Investor should try to understand item 1 and 2 and 3 better with deep business sense and common sense. Item 4 and 5 and 6 is quite time testing and might change quarter to quarter and year to year sometimes because of market conditions. Item 1 and 2 and 3 will not change for long period of time as good management is in place and economy moats is there. My emphasize is always on 123 then 456 Not the other way around. TOO many people is doing 456 Only. Why? Speculation? Too hard to resist 456? Too difficult to understand 123? After 123 and then 456 there is only Not the company that we want? Foe me, if I cant understand 123 of a company, there is No need to go thru 456. Does not matter if profit soars, deeply undervalued, cash rich, high margin and so on as i cant understand 123.

2014-03-31 10:39

stockoperator

Growth is Not a concern to me either. Cash is a concern. Why should we concern about growth as long as company has cash right? Here we should focus on good quality long term growth strategy without debt financing.

2014-03-31 10:47

stockoperator

Ya 123 is too argumentative and boring and 456 is hard facts and figures and eye glaring. So we just to do 456, how can 123 be wrong if 456 is fantastic, right? Make money first and study later right?

2014-03-31 11:03

kcchongnz

Posted by stockoperator > Mar 31, 2014 10:47 AM | Report Abuse

Growth is Not a concern to me either. Cash is a concern. Why should we concern about growth as long as company has cash right? Here we should focus on good quality long term growth strategy without debt financing.

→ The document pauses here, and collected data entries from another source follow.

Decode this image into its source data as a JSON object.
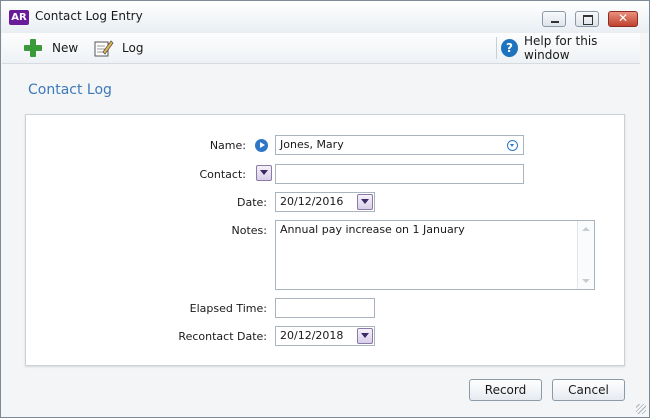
{
  "window": {
    "app_icon_text": "AR",
    "title": "Contact Log Entry"
  },
  "toolbar": {
    "new_label": "New",
    "log_label": "Log",
    "help_label": "Help for this window",
    "help_glyph": "?"
  },
  "section": {
    "title": "Contact Log"
  },
  "form": {
    "name_label": "Name:",
    "name_value": "Jones, Mary",
    "contact_label": "Contact:",
    "contact_value": "",
    "date_label": "Date:",
    "date_value": "20/12/2016",
    "notes_label": "Notes:",
    "notes_value": "Annual pay increase on 1 January",
    "elapsed_label": "Elapsed Time:",
    "elapsed_value": "",
    "recontact_label": "Recontact Date:",
    "recontact_value": "20/12/2018"
  },
  "buttons": {
    "record_label": "Record",
    "cancel_label": "Cancel"
  },
  "colors": {
    "accent": "#3d7ab8",
    "app_icon": "#6a1b9a",
    "new_icon": "#3a9a3a",
    "help_icon": "#1e73be"
  },
  "icons": [
    "app-icon",
    "plus-icon",
    "log-edit-icon",
    "help-icon",
    "arrow-right-icon",
    "chevron-down-icon",
    "minimize-icon",
    "maximize-icon",
    "close-icon"
  ]
}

I like growth. A stock with higher growth is indisputably a better investment than another stock with low growth, provided everything else the same, especially the price to pay.

The problem with growth is it is a future expectation, a projection. How accurate is the growth projection? How is the growth expectation translated to the bottom line? And most of all, what is the price of this growth? Has the growth expectation been incorporated years ahead already with its present price? etc etc etc.

I seriously believe one should think about and fathom out those questions above, not just buy growth stock, at whatever growth projection, whether it is realistic or not? And at whatever price.